In his first official engagement, new Pacific Ocean Commissioner who is also the Pacific Islands Forum Secretary General, Henry Puna talked about his own reliance and respect for the ocean as a pearl farmer and as a champion of the Marae Moana legislation (which provides a framework to make resourcing decisions on integrated management, through adopting a precautionary approach to the marine environment) as Cook Islands Prime Minister.
He also talked about the opportunities afforded by the recently-launched Decade for Ocean Science: “In this decade 2021 – 2030, we should aim to use the knowledge and data on the marine environment, in a more coordinated and integrated fashion, to better inform decision-making processes, and management actions.”
“As Pacific people, we are entrusted the responsibility as stewards, of this great ocean. We are all born conservationists – it is in our stories, it is in our communal wisdom, it is in our blood. In short, it is our DNA.”
Another Cook Islander, college student Hereiti File shared that as Pacific Islanders, we are lucky to have the ocean as a backyard and to claim the sea as part of our home.
“After all, is an island still an island without the ocean that surrounds it?”
United Nations Secretary General’s Special Envoy for the Ocean, Fiji’s Ambassador Peter Thomson encouraged Pacific nations to continue their strong advocacy for ocean protection internationally, specifically in the areas of illegal, unreported and unregulated fishing through the Port State Measures Agreement, supporting an end to “harmful fisheries subsidies”, and supporting a global plastic pollution treaty.
Reverend James Bhagwan, General Secretary of the Pacific Conference of Churches when blessing the ocean and the event gave a timely reminder that as people of the Blue Pacific ocean, the liquid continent, they have interconnectedness and deep spirituality with the ocean.
“We are called by God and our ancestors to maintain a deep relationship with the ocean- our sister, our mother.”

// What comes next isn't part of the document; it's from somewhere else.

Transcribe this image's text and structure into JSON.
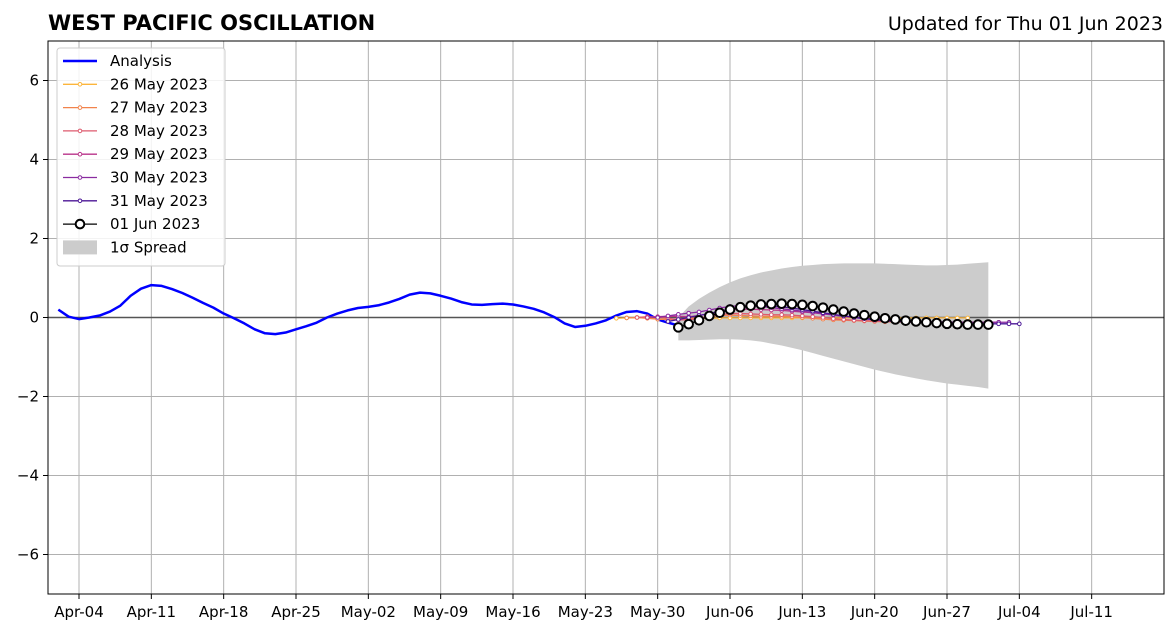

High school student AnnMary Raduva from Fiji closed the session with a tribute to her late maternal great grandfather Jimione Mataiasi Howard; a sailor, storyteller, keeper of traditional knowledge, canoe carver and fisherman, whom she says, instilled in her a love of the ocean. As a 14 year old, Raduva rose to prominence locally when she called on the Fiji Government to look at balloon releases as littering after watching a video of a turtle choke on balloon fragments.
“When business houses and adults challenged me to give them an alternative to using balloons, I turned to mangrove planting – and fought back by walking the talk – instead of using balloons to mark a special milestone or an event, I encouraged people to plant mangroves or plant native trees and to explore other environment friendlier alternatives.”
“All our ocean stories are inter-connected,” she concluded. “I hope Ocean storytelling is here to stay.”